At the end of the last episode, Chester withdrew his own book, An Investigation into the Galvanic Response of Dead Tissue, from a library. This week, Chester is thumbing through the scientific text and finds bloody finger marks on some of the pages, which makes me wonder about what kind of liberal policies on book returning the library has, as well as who was the last person to borrow the book. Going back to last week’s episode, you can see that when the librarian is filling out the withdraw form, there is only one other name: Johann Dippel.
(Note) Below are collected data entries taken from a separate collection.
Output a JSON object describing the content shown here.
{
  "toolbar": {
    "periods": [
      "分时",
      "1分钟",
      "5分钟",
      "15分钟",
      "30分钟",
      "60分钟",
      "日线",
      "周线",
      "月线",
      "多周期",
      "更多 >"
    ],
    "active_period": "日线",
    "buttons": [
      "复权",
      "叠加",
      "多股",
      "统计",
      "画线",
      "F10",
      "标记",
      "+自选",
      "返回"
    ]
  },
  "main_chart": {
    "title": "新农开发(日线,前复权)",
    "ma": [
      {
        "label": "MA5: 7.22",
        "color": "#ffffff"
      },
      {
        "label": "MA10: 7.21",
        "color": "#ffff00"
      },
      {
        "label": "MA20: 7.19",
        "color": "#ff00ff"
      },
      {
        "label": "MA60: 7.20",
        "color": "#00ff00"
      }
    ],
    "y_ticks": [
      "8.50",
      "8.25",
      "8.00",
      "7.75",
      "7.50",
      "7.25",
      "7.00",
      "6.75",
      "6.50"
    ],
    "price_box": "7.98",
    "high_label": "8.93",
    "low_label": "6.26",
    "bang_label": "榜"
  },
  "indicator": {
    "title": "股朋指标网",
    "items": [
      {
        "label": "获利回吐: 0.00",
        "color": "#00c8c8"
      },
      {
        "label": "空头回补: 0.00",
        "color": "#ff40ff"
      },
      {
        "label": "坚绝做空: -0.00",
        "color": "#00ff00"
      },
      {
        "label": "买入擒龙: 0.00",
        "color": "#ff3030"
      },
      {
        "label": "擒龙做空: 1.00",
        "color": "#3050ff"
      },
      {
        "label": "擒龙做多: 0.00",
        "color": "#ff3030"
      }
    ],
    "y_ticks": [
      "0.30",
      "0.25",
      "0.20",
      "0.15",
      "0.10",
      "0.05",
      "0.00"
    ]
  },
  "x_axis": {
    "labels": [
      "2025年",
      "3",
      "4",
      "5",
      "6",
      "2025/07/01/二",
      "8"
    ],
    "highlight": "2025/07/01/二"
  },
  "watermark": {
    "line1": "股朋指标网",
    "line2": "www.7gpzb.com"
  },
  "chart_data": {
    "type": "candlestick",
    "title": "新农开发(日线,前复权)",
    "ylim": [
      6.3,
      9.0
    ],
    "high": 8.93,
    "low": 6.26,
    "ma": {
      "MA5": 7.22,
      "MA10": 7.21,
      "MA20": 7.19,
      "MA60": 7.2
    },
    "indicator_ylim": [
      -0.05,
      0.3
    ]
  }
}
The historical figure, Johann Conrad Dippel (1673-1734) predates The Frankenstein Chronicles by some 100 years or so; but where this gets interesting is that he was born at the real Castle Frankenstein, practiced alchemy and anatomy, was imprisoned for heresy, and claimed to have discovered the secret to eternal life. Unsurprisingly, Dippel — or the handed-down myth of Dippel — is considered by many to have been an inspiration to Mary Shelley when she wrote Frankenstein. This would be little more than Georgian pub quiz trivia, were it not for him withdrawing books a century later, whilst Chester broodingly flounces around Marlott’s home, claiming to know absolutely nothing about galvanism.
The action element to the episode is kindly provided by Pritty (Charlie Creed-Miles), the professional resurrectionist (read: grave-robber), and part-time dabbler in other nefarious activities. He gets soundly beaten by Nightingale (Richie Campbell) whilst trying to withdraw all of his money from the bank — which is a miracle of sorts given how useless Nightingale has been in the series, having once again lost a person of interest earlier in the episode — and he once again agrees to help the Bow Street men catch the killer (or lead them to someone who can help, or lead them into the putrid tunnels that wend and weave to godless places that Marlott will find out about in the next episode).
At the outset of this review, I pointed out how glacial the series’ pace is; however, 3 episodes in, not only is it obvious that this is a part of the gothic horror remit for the show, but it might also be drawing influences from elsewhere. Clearly, The Frankenstein Chronicles is related to the police procedural genre, and comparisons to shows such as Ripper Street are evident. However, I would go further and specifically consider Nordic Noir. Marlott has been compared to Inspector Morse (John Thaw) — especially in the scenes where the detectives sit in a Georgian coffee house — but what about Inspector Norse? The careworn detective, the pared-down language, the contrast between the insiders and outsiders, and even the icy breath that each huddled character takes in the permanently murky environment fits the M.O. of Nordic Noir. Furthermore, the series is produced by Patrick Irwin, who was also involved in the adaptation of this year’s sublime Jonathan Strange & Mr Norrell (which explains the fantastical element within The Frankenstein Chronicles) and The Fall (2013-2014), a British thriller that has Nordic Noir written all over it.
Moving into the second half of the series, let’s see if the exploits of Marlott and Nightingale can catch-up and match these formidable forefathers, or if it will implode with unfulfilled potential, not unlike Frankenstein’s own creation eventually did.